Sources of long-term capital, particularly needed for large-scale projects in infrastructure, remain more elusive in Indonesia than in neighbouring economies. The contribution of pension funds and insurance companies has remained limited, yet the size of the mutual fund industry has grown significantly. Interest will likely grow further when Indonesia attains an investment-grade rating in 2012. The country has, however, returned as a prime target for foreign direct investment (FDI). The central bank is confident FDI will provide some cushion should short-term portfolio investment flows reverse, but also as a source of much-needed financing for infrastructure and productive capacity.

ATTRACTIVE: Foreign investors have returned in force since late 2009 in the face of anaemic growth in developed markets. Interest has been particularly strong in the resource sector and for businesses targeting the country’s significant domestic consumption base and commodity exports. Total investment grew 54.2% year-on-year (y-o-y) to reach Rp208.5trn ($25bn) in 2010. Both Investment Coordinating Board (BKPM) and balance-of-payment data reflect a significant growth in FDI flows. “Balance-of-payment data reveals that a significant portion of FDI consists of intra-multinational company lending across borders and retained earnings,” Anton Gunawan, the executive vice-president and chief economist of Bank Danamon Indonesia, told OBG. “The remainder, what could be called real FDI flows, are smaller than total FDI figures suggest, although these have been growing too,” he added.

The ratio of FDI to portfolio inflows has risen from roughly 1:5 in the past to 2:3 and even 1:1 (depending on the quarter) in 2011. Ratings agencies speak of a new period of sustained growth for the economy. Indeed, in December 2011, ratings agency Fitch upgraded the country’s sovereign debt rating despite a weak global economy in the second half of 2011.

Commodities have been key targets for investors – 20% of total investment is in mining – while much of the remaining 80% is made up of investment in agriculture, manufacturing and services. Traditionally strong investors still dominate Indonesia’s FDI landscape: Singaporeans, Americans, Japanese, Chinese and Koreans remain bullish on opportunities. Singapore-based investors were by far the largest originators of FDI in 2010 with 414 projects worth $5bn, although some of these funds represent Indonesian-owned corporates.

Other Asian investors, such as those from Japan, China and South Korea, have also expanded their presence.

STRONG INTEREST: Bullishness continued in the first half of 2011 and investment exceeded the already strong 2010 levels, with FDI totalling $9.6bn up from $6.2bn in the first half of 2010. The strong y-o-y growth was sustained in the third quarter, with BKPM announcing a 15.7% y-o-y rise in inward FDI, reaching $5.3bn in that quarter alone. Despite volatility in international markets, the authorities have maintained their target of $16bn in inward FDI for financial year 2011. US investors alone injected $936.1m in the first half, surpassing 2010 levels. The 71 US projects are spread over a variety of sectors including, among others, construction and mining equipment with Caterpillar’s $500m investment and IT with Microsoft and Cisco Systems.

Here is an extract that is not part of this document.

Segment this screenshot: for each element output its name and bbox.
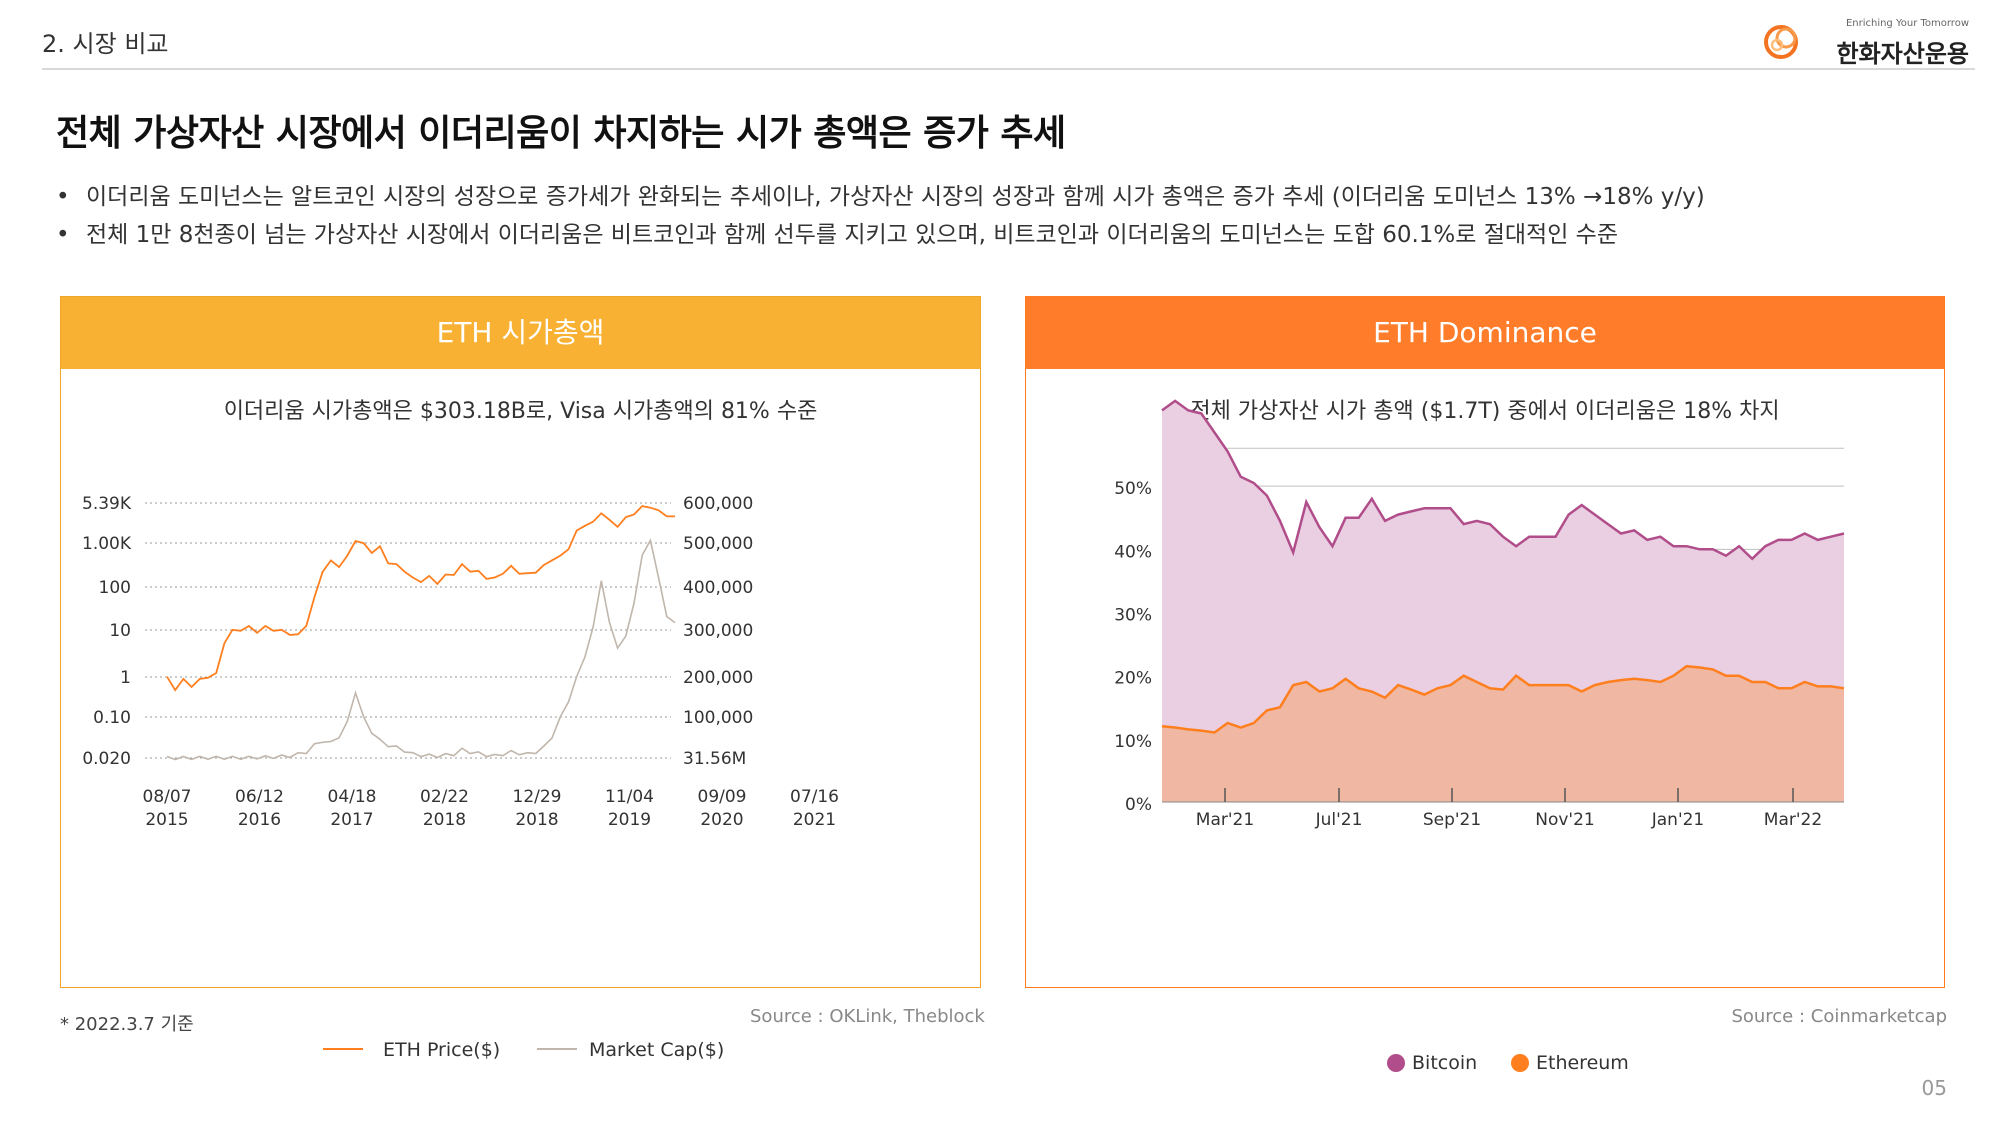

While traditional Western investors have sustained their FDI interest, Asian investors have emerged as the most vocal proponents of the Indonesian FDI story.

South Korean investors have announced some big-ticket investments. Pohang Iron and Steel Company plans to invest $6bn in mining and steel production, while Honam Petrochemicals Corporation has unveiled a planned $4.5bn petrochemicals complex.

Investors from countries such as China, India and the Middle East have joined traditional source markets. Kuwait Petroleum Corporation wants to build an $8bn-$9bn oil refinery to feed growing domestic demand, while the UAE was expected to invest $9.5bn in aluminium smelters in October 2011. India’s Reliance ADA Group announced in early 2011 its intention to invest between $5bn and $10bn over the next three years in mining, transport infrastructure and power.